Your employer must follow the adjustment hierarchy: first adjust your working conditions or hours; if that isn't reasonable, offer you suitable alternative work; if no suitable alternative is available, suspend you from work on full pay. You should not be required to do work that the assessment identifies as unsafe, and you should not lose pay as a result of necessary adjustments.
What is suspension on maternity grounds?
A specific form of medical suspension provided for in the Employment Rights Act 1996, used when a pregnant worker can't safely do her usual role, no adjustment is reasonably practicable, and no suitable alternative work is available. The worker remains employed and is paid her normal wages throughout the suspension.
Does the duty extend to breastfeeding mothers?
Yes. Regulation 16 covers workers who are pregnant, who have given birth in the previous six months, or who are breastfeeding.

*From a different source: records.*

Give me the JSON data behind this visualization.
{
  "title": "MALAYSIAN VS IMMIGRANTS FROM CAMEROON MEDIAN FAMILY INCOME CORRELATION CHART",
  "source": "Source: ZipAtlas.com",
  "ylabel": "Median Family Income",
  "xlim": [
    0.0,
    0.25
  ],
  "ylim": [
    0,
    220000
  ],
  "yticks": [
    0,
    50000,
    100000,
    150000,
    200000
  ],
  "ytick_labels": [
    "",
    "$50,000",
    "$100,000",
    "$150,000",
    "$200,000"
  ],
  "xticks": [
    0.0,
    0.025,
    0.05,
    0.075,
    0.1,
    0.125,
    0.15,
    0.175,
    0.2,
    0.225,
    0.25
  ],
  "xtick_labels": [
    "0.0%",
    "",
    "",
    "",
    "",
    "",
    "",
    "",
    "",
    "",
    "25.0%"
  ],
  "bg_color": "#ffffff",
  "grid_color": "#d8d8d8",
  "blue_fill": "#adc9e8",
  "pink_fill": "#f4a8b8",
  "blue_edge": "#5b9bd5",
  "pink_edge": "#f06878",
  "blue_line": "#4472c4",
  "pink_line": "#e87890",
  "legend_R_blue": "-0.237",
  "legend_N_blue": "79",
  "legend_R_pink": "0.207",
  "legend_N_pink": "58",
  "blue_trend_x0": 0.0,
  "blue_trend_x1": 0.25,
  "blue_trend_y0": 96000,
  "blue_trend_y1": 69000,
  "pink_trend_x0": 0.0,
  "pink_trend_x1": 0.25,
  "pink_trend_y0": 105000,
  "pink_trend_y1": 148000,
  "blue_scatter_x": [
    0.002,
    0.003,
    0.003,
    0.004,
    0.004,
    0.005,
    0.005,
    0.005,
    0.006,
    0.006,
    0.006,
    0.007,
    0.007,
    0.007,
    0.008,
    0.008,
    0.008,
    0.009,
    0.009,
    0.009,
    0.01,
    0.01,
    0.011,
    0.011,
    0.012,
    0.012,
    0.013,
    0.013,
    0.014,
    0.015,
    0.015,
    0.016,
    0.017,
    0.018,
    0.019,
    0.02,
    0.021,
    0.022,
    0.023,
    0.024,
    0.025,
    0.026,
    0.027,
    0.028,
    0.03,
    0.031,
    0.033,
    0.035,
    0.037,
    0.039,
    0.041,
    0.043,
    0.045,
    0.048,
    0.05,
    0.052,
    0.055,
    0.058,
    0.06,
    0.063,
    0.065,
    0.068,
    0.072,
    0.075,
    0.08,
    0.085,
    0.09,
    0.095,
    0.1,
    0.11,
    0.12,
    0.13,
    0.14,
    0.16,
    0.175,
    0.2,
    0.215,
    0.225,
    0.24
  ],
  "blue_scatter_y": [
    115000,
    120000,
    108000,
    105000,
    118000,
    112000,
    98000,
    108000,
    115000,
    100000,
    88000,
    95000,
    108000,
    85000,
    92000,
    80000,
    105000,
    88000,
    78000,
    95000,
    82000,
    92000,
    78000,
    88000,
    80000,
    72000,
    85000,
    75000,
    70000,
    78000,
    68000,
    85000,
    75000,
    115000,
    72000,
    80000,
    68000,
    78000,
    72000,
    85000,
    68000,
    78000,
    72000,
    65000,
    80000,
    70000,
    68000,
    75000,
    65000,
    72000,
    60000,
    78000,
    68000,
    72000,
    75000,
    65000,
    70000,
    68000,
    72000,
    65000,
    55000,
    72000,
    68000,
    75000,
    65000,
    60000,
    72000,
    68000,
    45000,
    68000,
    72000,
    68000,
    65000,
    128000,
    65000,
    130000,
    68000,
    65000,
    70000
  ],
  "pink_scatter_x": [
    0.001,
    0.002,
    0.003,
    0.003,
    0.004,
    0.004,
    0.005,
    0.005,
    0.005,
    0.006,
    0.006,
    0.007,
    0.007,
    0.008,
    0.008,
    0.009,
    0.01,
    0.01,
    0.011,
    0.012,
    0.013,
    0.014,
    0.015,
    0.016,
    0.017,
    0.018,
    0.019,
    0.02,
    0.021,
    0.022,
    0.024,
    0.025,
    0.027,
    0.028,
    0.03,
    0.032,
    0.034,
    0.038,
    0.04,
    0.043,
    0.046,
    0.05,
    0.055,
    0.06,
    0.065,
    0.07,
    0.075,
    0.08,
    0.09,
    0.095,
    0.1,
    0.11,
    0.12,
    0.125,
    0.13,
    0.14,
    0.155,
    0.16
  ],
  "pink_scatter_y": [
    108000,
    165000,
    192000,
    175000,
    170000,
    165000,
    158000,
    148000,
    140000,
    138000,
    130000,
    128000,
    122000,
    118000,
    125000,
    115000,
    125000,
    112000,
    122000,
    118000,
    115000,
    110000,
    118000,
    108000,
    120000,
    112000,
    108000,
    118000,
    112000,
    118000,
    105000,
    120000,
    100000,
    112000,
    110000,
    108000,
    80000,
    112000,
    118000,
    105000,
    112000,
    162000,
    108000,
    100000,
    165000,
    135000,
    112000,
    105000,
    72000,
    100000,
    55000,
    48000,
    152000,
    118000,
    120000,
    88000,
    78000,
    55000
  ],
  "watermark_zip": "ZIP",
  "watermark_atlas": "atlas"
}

Some hazards that aren't a concern during pregnancy become concerns for breastfeeding because of transfer through breast milk.
Can my employer make me take maternity leave early?
Not against your wishes, but if your job genuinely can't be made safe and no suitable alternative exists, the employer's only legal route is suspension on full pay. Pressuring a worker to start maternity leave early to avoid the suspension obligation has been treated by tribunals as a form of pregnancy and maternity discrimination.